Education: Social Justice in Higher Ed
Viewing higher education through a social justice lens, ACPA is working toward a day when students of every background have the support they need to succeed in college.
Education • American College Personnel Association
The American College Personnel Association believes the legacy of colonial rule and institutionalized racism has a negative impact on all students—and wants that to end.
“We are challenging institutions and professionals to rethink who is served by a college education and how all students are prioritized in supporting their needs to be able to access and achieve a college degree,” says ACPA Executive Director Christopher Moody. The organization aims to “reconstruct a society where we don’t default to notions of ‘majority rules’ or create programs and services off of only what is needed [by] white and/or male students to be successful in college.”
In pursuing that vision, ACPA uses virtual and in-person events to acknowledge the original ownership of land by Indigenous peoples; offers caucusing opportunities for racial, ethnic, and tribal groups to explore how to create racially and socially just communities; and encourages members—who are college and graduate students in higher education administration, faculty, and student affairs educators—to take these practices back to their own campuses for implementation. ACPA also works on leading research in this field so others can use this work to reshape their own communities.

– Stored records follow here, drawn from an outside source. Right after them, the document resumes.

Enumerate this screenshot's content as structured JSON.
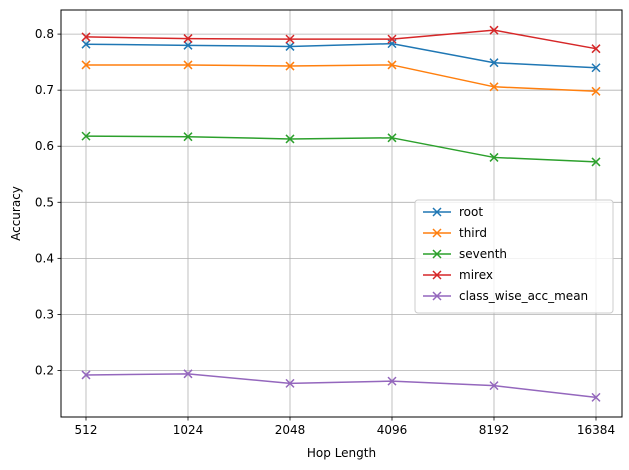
{
  "chart_data": {
    "type": "line",
    "xlabel": "Hop Length",
    "ylabel": "Accuracy",
    "categories": [
      "512",
      "1024",
      "2048",
      "4096",
      "8192",
      "16384"
    ],
    "yticks": [
      "0.2",
      "0.3",
      "0.4",
      "0.5",
      "0.6",
      "0.7",
      "0.8"
    ],
    "ylim": [
      0.117,
      0.843
    ],
    "grid": true,
    "legend_position": "center-right",
    "marker": "x",
    "series": [
      {
        "name": "root",
        "color": "#1f77b4",
        "values": [
          0.782,
          0.78,
          0.778,
          0.783,
          0.749,
          0.74
        ]
      },
      {
        "name": "third",
        "color": "#ff7f0e",
        "values": [
          0.745,
          0.745,
          0.743,
          0.745,
          0.706,
          0.698
        ]
      },
      {
        "name": "seventh",
        "color": "#2ca02c",
        "values": [
          0.618,
          0.617,
          0.613,
          0.615,
          0.58,
          0.572
        ]
      },
      {
        "name": "mirex",
        "color": "#d62728",
        "values": [
          0.795,
          0.792,
          0.791,
          0.791,
          0.807,
          0.774
        ]
      },
      {
        "name": "class_wise_acc_mean",
        "color": "#9467bd",
        "values": [
          0.192,
          0.194,
          0.177,
          0.181,
          0.173,
          0.152
        ]
      }
    ]
  }
}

Moody says it’s hard to predict exactly what success looks like because so much of today’s world is filtered through a prism of colonial legacy. But he knows the outcome ACPA is working toward: “A higher education that embraces racial justice and decolonization might produce graduates of color or graduates who are Indigenous at the same or higher rates of white graduates [and] have greater diversity and representation across institutional leadership and faculty.”